Geen pulmonaal infiltraat, maar een longsekwester bij een 45-jarige vrouw

Klinische praktijk
E.E.L.O. Lashley
M.I.M. Versteegh
R. Smithuis
H. Dik
Citeer dit artikel als
Ned Tijdschr Geneeskd. 2006;150:2324-9
Abstract
Download PDF

Samenvatting

Een 45-jarige vrouw presenteerde zich op de Eerste Hulp met acuut ontstane dyspneu. Zij had lichte koorts zonder hoestklachten. Op de thoraxfoto werd een consolidatie in de linker onderkwab gezien. De CT-scan van de thorax toonde een consolidatie van het dorsobasale segment van de linker onderkwab, zonder luchtbronchogram en met verschillende densiteiten, waarop de mogelijkheid van een longsekwester werd overwogen. Op de CT werd ook een arteriële aftakking vanuit de aorta naar het geconsolideerde gebied gevonden, waarmee een longsekwester was bewezen. Patiënte onderging een resectie van het intralobair sekwester, waarna zij goed herstelde en klachtenvrij werd. Bij elke patiënt met een (recidiverende) longontsteking in de onderkwab zonder luchtbronchogram en zonder endobronchiale obstructie dient aan een longsekwester gedacht te worden. De behandeling vindt plaats met een chirurgische resectie.

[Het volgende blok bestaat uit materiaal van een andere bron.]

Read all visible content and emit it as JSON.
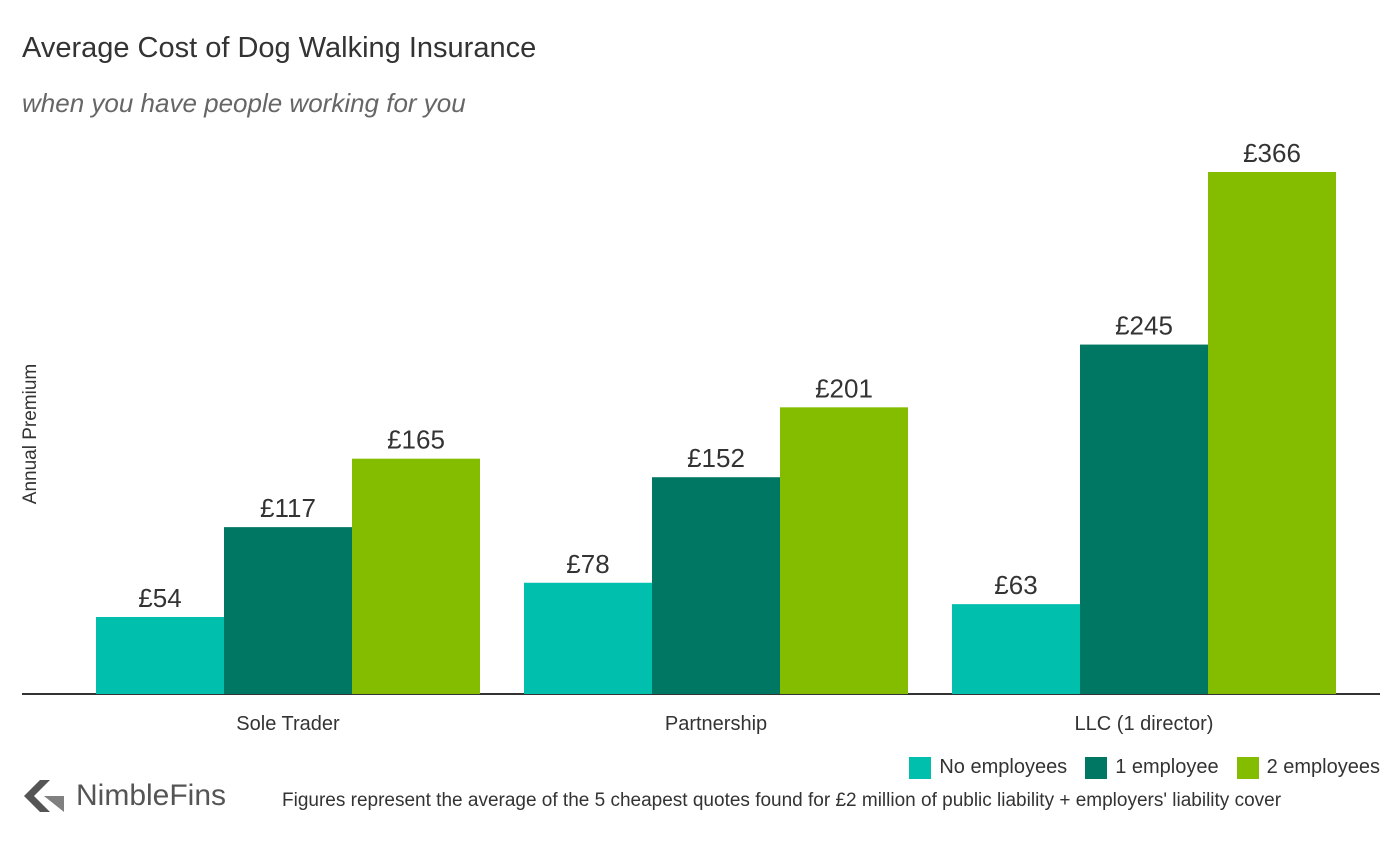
{
  "header": {
    "title": "Average Cost of Dog Walking Insurance",
    "subtitle": "when you have people working for you"
  },
  "footer": {
    "logo_text": "NimbleFins",
    "footnote": "Figures represent the average of the 5 cheapest quotes found for £2 million of public liability + employers' liability cover"
  },
  "chart_data": {
    "type": "bar",
    "title": "Average Cost of Dog Walking Insurance",
    "subtitle": "when you have people working for you",
    "xlabel": "",
    "ylabel": "Annual Premium",
    "categories": [
      "Sole Trader",
      "Partnership",
      "LLC (1 director)"
    ],
    "series": [
      {
        "name": "No employees",
        "values": [
          54,
          78,
          63
        ],
        "labels": [
          "£54",
          "£78",
          "£63"
        ],
        "color": "#00bfad"
      },
      {
        "name": "1 employee",
        "values": [
          117,
          152,
          245
        ],
        "labels": [
          "£117",
          "£152",
          "£245"
        ],
        "color": "#007763"
      },
      {
        "name": "2 employees",
        "values": [
          165,
          201,
          366
        ],
        "labels": [
          "£165",
          "£201",
          "£366"
        ],
        "color": "#84bd00"
      }
    ],
    "ylim": [
      0,
      366
    ],
    "grid": false,
    "legend": "bottom-right",
    "data_labels": true
  }
}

Ned Tijdschr Geneeskd. 2006;150:2324-9

artikel

Inleiding

In 1946 introduceerde Pryce als eerste de term ‘longsekwester’: een bronchopulmonale massa zonder bronchiale connectie en met een abnormale systemische arteriële vascularisatie.1 Sommige van deze sekwesters hebben wel een bronchiale verbinding; de systemische vascularisatie geldt echter als essentieel criterium.2 Recent zagen wij een patiënt met een pulmonaal sekwester.

ziektegeschiedenis

Patiënt A, een 45-jarige vrouw met blanco voorgeschiedenis, meldde zich op de Eerste Hulp met klachten van vrij acuut ontstane dyspneu, met name bij inspanning, en pijn bij de respiratie. Zij voelde zich koortsig, zonder dat er koude rillingen waren of hoestklachten. Patiënte gebruikte, afgezien van een 2e-generatieanticonceptiepil, geen medicijnen en zij rookte niet.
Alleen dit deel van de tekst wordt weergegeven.